He laughed affectionately and clapped me on the shoulder.
“Oh, no, you don’t, old Dry-as-dust. Not books. That isn’t what I meant. I mean life, struggles against odds. I’ve just been wondering what chance I’d have to get, along by myself, without a lot of people waiting on me.”
“I’ve tried to show you, Jerry. You can go into the woods with a gun and an ax and exist in comfort.”
“Yes, but the world isn’t all woods; and axes and guns aren’t the only weapons.”
“But the principle is the same.”
He flashed a bright glance at me.
“Flynn told me yesterday that I could make good in the prize ring if I’d let him take me in hand.”
(The deuce he had!

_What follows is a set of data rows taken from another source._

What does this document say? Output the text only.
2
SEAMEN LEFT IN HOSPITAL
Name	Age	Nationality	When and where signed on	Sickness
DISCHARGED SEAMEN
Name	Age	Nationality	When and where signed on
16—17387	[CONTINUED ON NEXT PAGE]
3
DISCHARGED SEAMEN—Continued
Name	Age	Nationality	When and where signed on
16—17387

Flynn would lose his engagement as a boxing teacher if he didn’t heed my warnings better.)
“The prize ring is not what you’re being trained for, my young friend,” I said with some asperity.
“What then?” he asked.
“First of all I hope I’m training you to be a gentleman. And that means—”

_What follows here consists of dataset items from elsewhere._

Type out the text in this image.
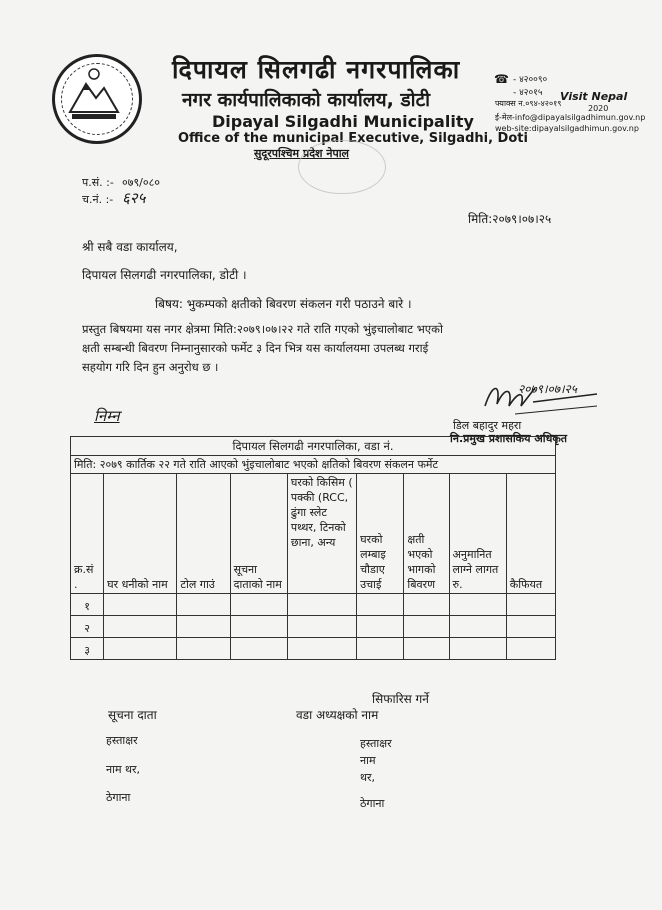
दिपायल सिलगढी नगरपालिका
नगर कार्यपालिकाको कार्यालय, डोटी
Dipayal Silgadhi Municipality
Office of the municipal Executive, Silgadhi, Doti
सुदूरपश्चिम प्रदेश नेपाल
☎ - ४२००९०
- ४२०१५
फ्याक्स न.०९४-४२०१९
ई-मेल-info@dipayalsilgadhimun.gov.np
web-site:dipayalsilgadhimun.gov.np
Visit Nepal
2020
प.सं. :- ०७९/०८०
च.नं. :- ६२५
मिति:२०७९।०७।२५
श्री सबै वडा कार्यालय,
दिपायल सिलगढी नगरपालिका, डोटी ।
बिषय: भुकम्पको क्षतीको बिवरण संकलन गरी पठाउने बारे ।
प्रस्तुत बिषयमा यस नगर क्षेत्रमा मिति:२०७९।०७।२२ गते राति गएको भुंइचालोबाट भएको
क्षती सम्बन्धी बिवरण निम्नानुसारको फर्मेट ३ दिन भित्र यस कार्यालयमा उपलब्ध गराई
सहयोग गरि दिन हुन अनुरोध छ ।
२०७९।०७।२५
डिल बहादुर महरा
नि.प्रमुख प्रशासकिय अधिकृत
निम्न
दिपायल सिलगढी नगरपालिका, वडा नं.								
मिति: २०७९ कार्तिक २२ गते राति आएको भुंइचालोबाट भएको क्षतिको बिवरण संकलन फर्मेट								
क्र.सं .	घर धनीको नाम	टोल गाउं	सूचना दाताको नाम	घरको किसिम ( पक्की (RCC, ढुंगा स्लेट पथ्थर, टिनको छाना, अन्य	घरको लम्बाइ चौडाए उचाई	क्षती भएको भागको बिवरण	अनुमानित लाग्ने लागत रु.	कैफियत
१								
२								
३								
सिफारिस गर्ने
सूचना दाता	वडा अध्यक्षको नाम
हस्ताक्षर	हस्ताक्षर
नाम
नाम थर,
थर,
ठेगाना	ठेगाना
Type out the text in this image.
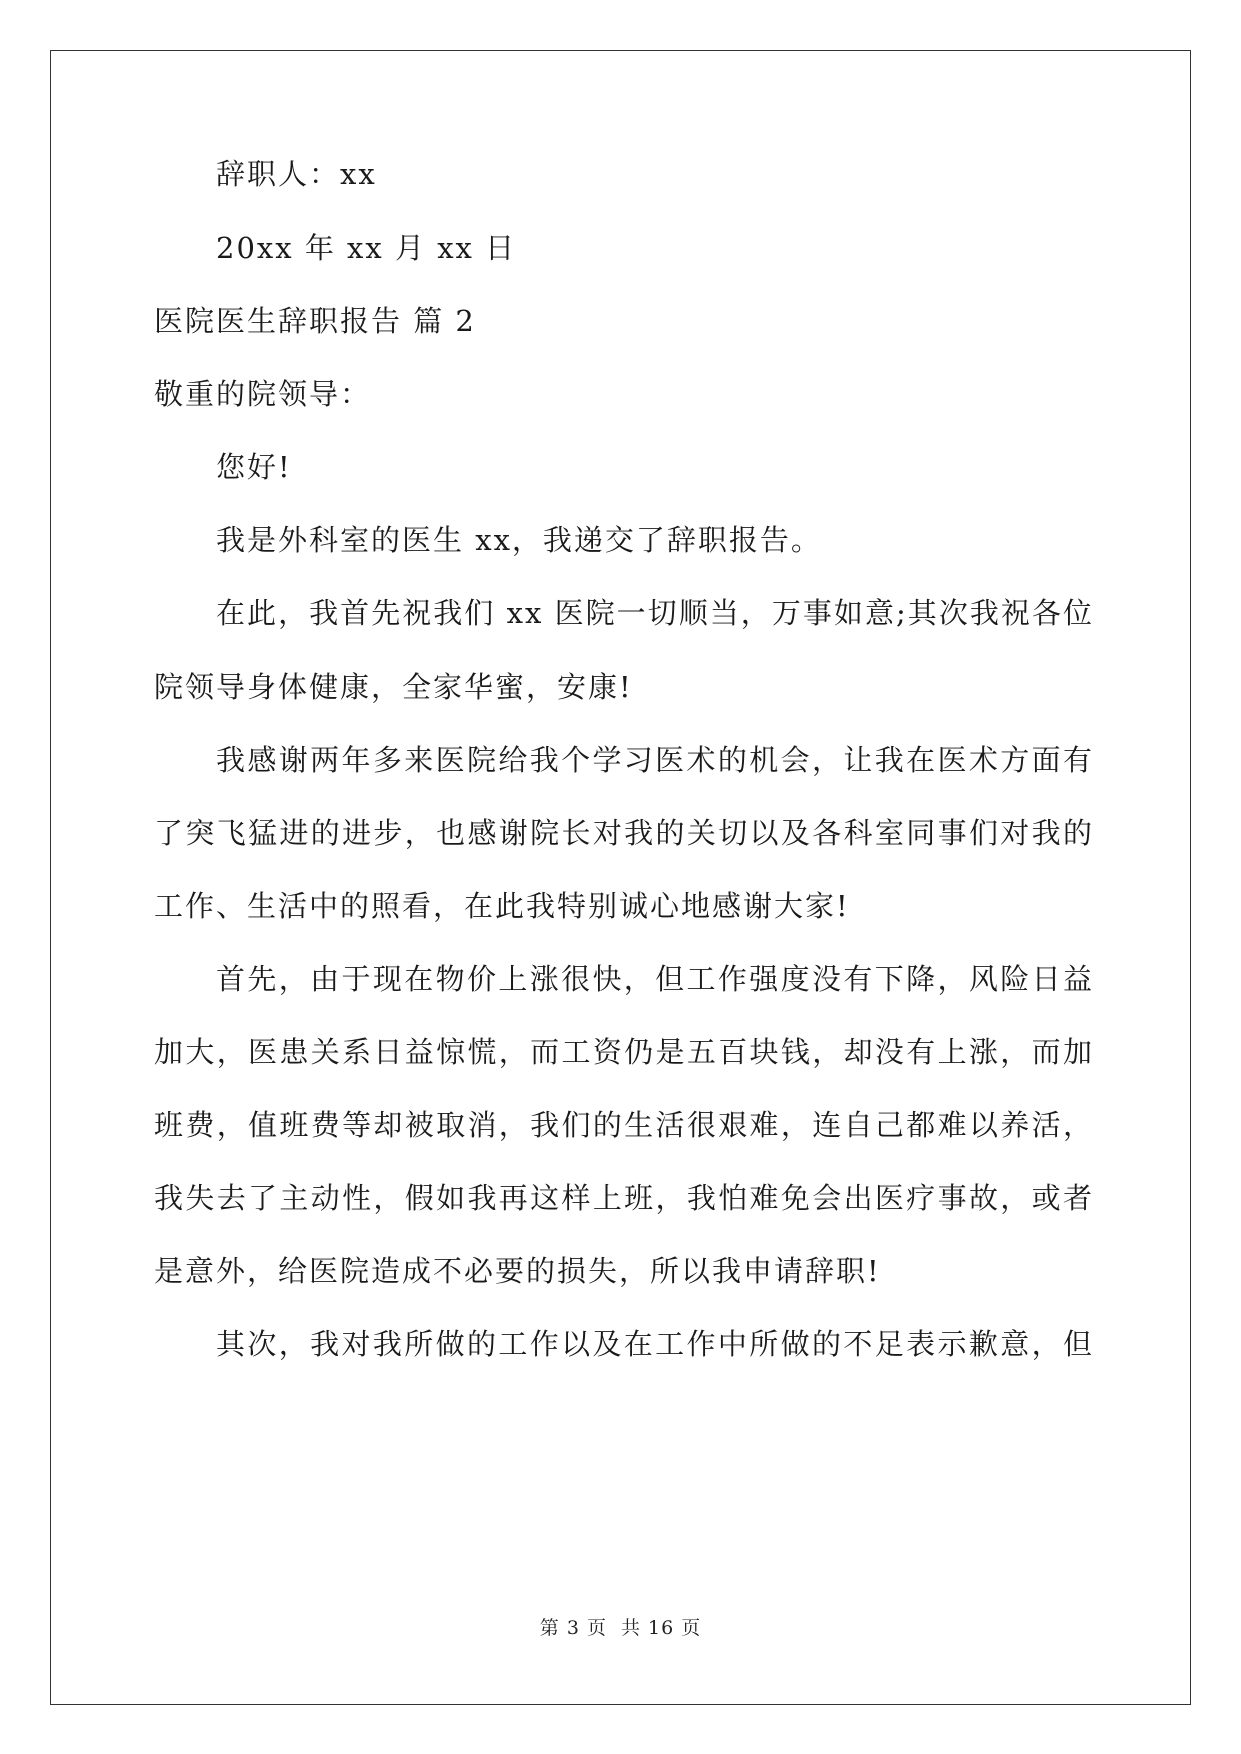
辞职人：xx
20xx 年 xx 月 xx 日
医院医生辞职报告 篇 2
敬重的院领导：
您好!
我是外科室的医生 xx，我递交了辞职报告。
在此，我首先祝我们 xx 医院一切顺当，万事如意;其次我祝各位
院领导身体健康，全家华蜜，安康!
我感谢两年多来医院给我个学习医术的机会，让我在医术方面有
了突飞猛进的进步，也感谢院长对我的关切以及各科室同事们对我的
工作、生活中的照看，在此我特别诚心地感谢大家!
首先，由于现在物价上涨很快，但工作强度没有下降，风险日益
加大，医患关系日益惊慌，而工资仍是五百块钱，却没有上涨，而加
班费，值班费等却被取消，我们的生活很艰难，连自己都难以养活，
我失去了主动性，假如我再这样上班，我怕难免会出医疗事故，或者
是意外，给医院造成不必要的损失，所以我申请辞职!
其次，我对我所做的工作以及在工作中所做的不足表示歉意，但
第 3 页 共 16 页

“Can’t a boxer be a gentleman?” he broke in quickly.
“He might be, I suppose, but he usually isn’t.” He was forcing me into an attitude of priggishness which I regretted.

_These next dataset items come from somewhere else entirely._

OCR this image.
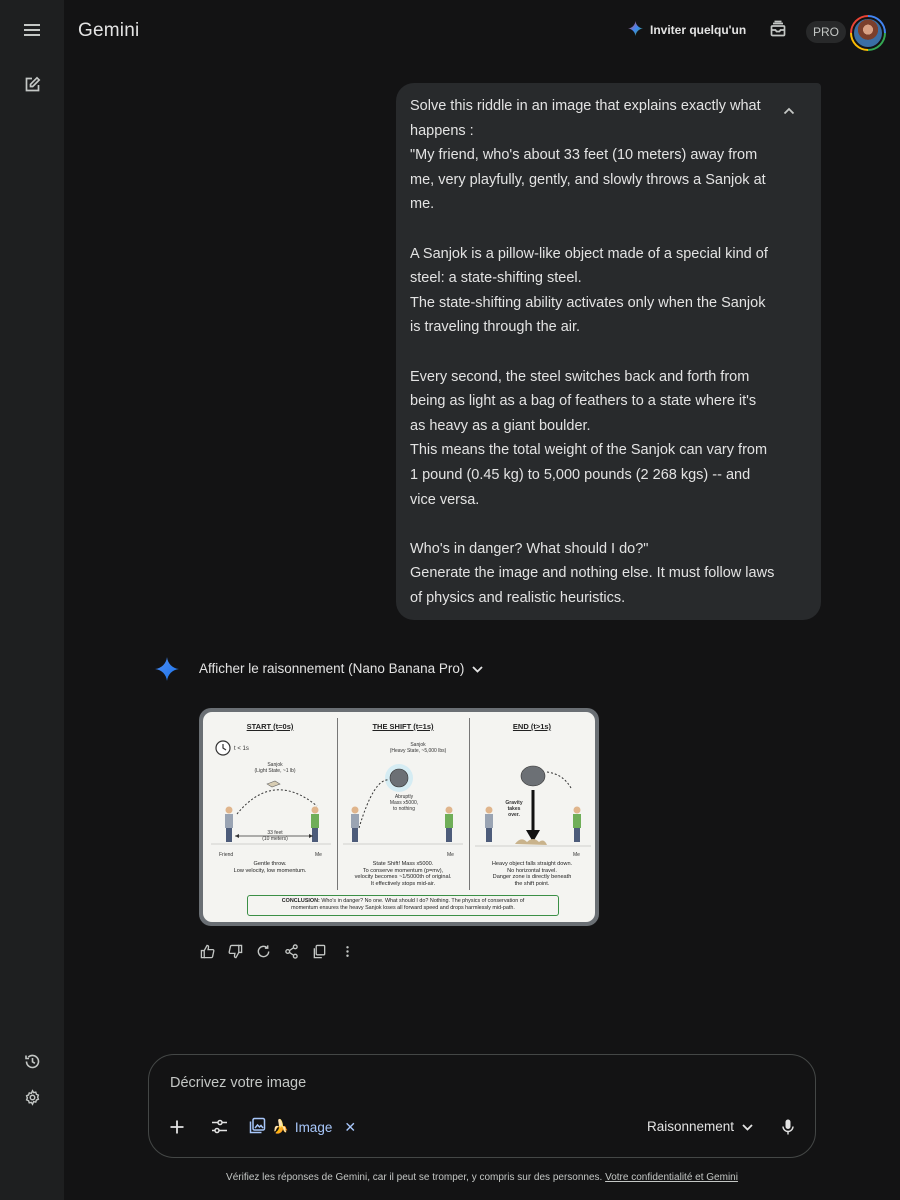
Gemini	Inviter quelqu'un	PRO
Solve this riddle in an image that explains exactly what
happens :
"My friend, who's about 33 feet (10 meters) away from
me, very playfully, gently, and slowly throws a Sanjok at
me.
A Sanjok is a pillow-like object made of a special kind of
steel: a state-shifting steel.
The state-shifting ability activates only when the Sanjok
is traveling through the air.
Every second, the steel switches back and forth from
being as light as a bag of feathers to a state where it's
as heavy as a giant boulder.
This means the total weight of the Sanjok can vary from
1 pound (0.45 kg) to 5,000 pounds (2 268 kgs) -- and
vice versa.
Who's in danger? What should I do?"
Generate the image and nothing else. It must follow laws
of physics and realistic heuristics.
Afficher le raisonnement (Nano Banana Pro)
START (t=0s)
t < 1s
Sanjok
(Light State, ~1 lb)
33 feet
(10 meters)
Friend	Me
Gentle throw.
Low velocity, low momentum.
THE SHIFT (t=1s)
Sanjok
(Heavy State, ~5,000 lbs)
Abruptly
Mass x5000,
to nothing
Me
State Shift! Mass x5000.
To conserve momentum (p=mv),
velocity becomes ~1/5000th of original.
It effectively stops mid-air.
END (t>1s)
Gravity
takes
over.
Me
Heavy object falls straight down.
No horizontal travel.
Danger zone is directly beneath
the shift point.
CONCLUSION: Who's in danger? No one. What should I do? Nothing. The physics of conservation of
momentum ensures the heavy Sanjok loses all forward speed and drops harmlessly mid-path.
Décrivez votre image
🍌 Image ✕	Raisonnement
Vérifiez les réponses de Gemini, car il peut se tromper, y compris sur des personnes. Votre confidentialité et Gemini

“Then why,” he persisted, “are you having me taught to box?”
“Chiefly to make your muscles hard, to inure you to pain, to teach you self-reliance.”
“But I oughtn’t to learn to box then, if it’s going to keep me from being a gentleman. What is a gentleman, Roger?”
I tried to think of a succinct generalization and failed, falling back instinctively upon safe ground.
“Christ was a gentleman, Jerry,” I said quietly.
“Yes,” he assented soberly, “Christ. I would like to be like Christ, but I couldn’t be meek, Roger, and I like to box and shoot—”
“He was a man, Jerry, the most courageous the world has ever known. He was even not afraid to die for an ideal. He was meek, but He was not afraid to drive the money changers from the temple.”
“Yes, that was good. He was strong and gentle, too. He was wonderful.”
I have merely suggested this part of the conversation to show the feeling of reverence and awe with which the boy regarded the Savior. The life of Christ had caught his imagination and its lessons had sunk deeply into his spirit, touching chords of gentleness that I had never otherwise been able to reach. His religion had begun with Miss Redwood and he had clung to it instinctively as he had clung to the vague memory of his mother. No word of mine and no teaching was to destroy so precious a heritage. He was not goody-goody about it. No boy who did and said and thought the things that Jerry did could be accused of prudery or sentimentalism. But in his quieter moods I knew that he thought deeply of sacred things.